The Bardic Schools had existed as renowned institutions instructing in the native tongue the Irish language, literature, history and Brehon Law. They were highly developed and scholarly institutions providing what amounted to a university education in multiple subjects of study up until the middle of the seventeenth century. This long tradition had produced an abundance of poets, physicians, historians and Brehon’s – skills and knowledge which was often found overlapping in individuals.
Thanks to the courageous Eolaí (Gaelic knowledge keepers of the Druidic/Brehon ways) of the hedge schools and the harpists of the Scottish highlands (which preserved the Druidic knowledge “wrapped in the thread of poetry”) we still have pieces of their wisdom to help guide us forward.
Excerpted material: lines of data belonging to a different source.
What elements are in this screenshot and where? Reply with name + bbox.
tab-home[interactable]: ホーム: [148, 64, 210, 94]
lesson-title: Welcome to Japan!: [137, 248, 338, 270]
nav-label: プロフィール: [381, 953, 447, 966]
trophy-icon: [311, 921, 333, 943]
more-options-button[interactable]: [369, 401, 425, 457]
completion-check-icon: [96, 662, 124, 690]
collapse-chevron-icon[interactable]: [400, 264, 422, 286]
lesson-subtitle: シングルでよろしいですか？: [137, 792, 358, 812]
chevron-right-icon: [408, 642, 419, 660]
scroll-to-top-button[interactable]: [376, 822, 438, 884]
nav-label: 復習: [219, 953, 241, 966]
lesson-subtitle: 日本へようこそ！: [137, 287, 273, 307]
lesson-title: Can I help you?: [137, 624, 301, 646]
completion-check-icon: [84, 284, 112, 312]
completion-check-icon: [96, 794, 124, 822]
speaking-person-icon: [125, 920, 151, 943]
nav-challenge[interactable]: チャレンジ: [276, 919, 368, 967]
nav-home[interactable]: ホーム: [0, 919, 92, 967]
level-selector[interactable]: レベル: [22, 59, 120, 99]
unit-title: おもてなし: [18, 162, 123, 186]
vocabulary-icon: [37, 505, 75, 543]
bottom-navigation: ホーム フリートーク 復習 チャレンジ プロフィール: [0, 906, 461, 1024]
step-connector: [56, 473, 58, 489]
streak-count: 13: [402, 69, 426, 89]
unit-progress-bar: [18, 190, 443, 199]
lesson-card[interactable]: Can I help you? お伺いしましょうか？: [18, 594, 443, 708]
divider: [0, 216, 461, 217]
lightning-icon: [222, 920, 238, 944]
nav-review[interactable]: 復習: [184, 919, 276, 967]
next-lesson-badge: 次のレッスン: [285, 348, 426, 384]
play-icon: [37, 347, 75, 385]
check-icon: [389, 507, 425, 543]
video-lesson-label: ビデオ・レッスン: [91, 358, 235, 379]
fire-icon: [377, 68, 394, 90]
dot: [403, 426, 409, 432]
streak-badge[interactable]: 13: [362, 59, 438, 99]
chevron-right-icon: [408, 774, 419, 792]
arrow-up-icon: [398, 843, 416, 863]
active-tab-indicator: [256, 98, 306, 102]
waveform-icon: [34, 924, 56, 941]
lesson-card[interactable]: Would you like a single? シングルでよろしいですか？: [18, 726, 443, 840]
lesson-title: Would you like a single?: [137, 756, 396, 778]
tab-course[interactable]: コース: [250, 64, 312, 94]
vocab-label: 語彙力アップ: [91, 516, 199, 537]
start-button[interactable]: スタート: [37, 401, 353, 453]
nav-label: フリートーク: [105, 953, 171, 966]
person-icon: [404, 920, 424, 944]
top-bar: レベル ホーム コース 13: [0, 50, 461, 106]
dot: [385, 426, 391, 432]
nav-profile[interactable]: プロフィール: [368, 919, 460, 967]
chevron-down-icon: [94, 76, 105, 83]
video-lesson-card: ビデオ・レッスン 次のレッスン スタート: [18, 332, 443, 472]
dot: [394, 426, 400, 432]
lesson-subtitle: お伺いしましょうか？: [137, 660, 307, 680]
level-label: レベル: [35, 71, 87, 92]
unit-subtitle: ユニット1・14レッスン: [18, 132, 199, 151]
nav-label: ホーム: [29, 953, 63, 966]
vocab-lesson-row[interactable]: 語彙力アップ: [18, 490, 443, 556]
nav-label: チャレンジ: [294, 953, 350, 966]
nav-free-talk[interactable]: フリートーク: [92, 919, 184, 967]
Many in modern times have been conditioned to see the ancient Druids and their Celtic predecessors the Brehon (Breitheamh) Judges as "savages". This is also nothing more than the sad propaganda of a socially, agriculturally and scientifically inferior involuntary governance Statist regime attempting to erase the cultural accomplishments and memory of those they sought to silence and dehumanize in the name of imperialistic conquest and greed.
The Druidic wisdom keepers encapsulated their combined memory of medicines, conflicts, natural disasters, geology, meteorology, pathways to peaceful resolution and stories that educate the listener about astronomy, mathematics and ecology into rhymed verse (often recited as part of a song with harps or flutes). Those concentrated expressions of their culture were passed down to the time of the Celts arriving and were then written down in Ogham on stone and wood to become the Brehon (Breitheamh) Laws (or Fenechus).
They had laws to honor and protect the bees and the trees and saw men and women as equals (long before anyone in Europe).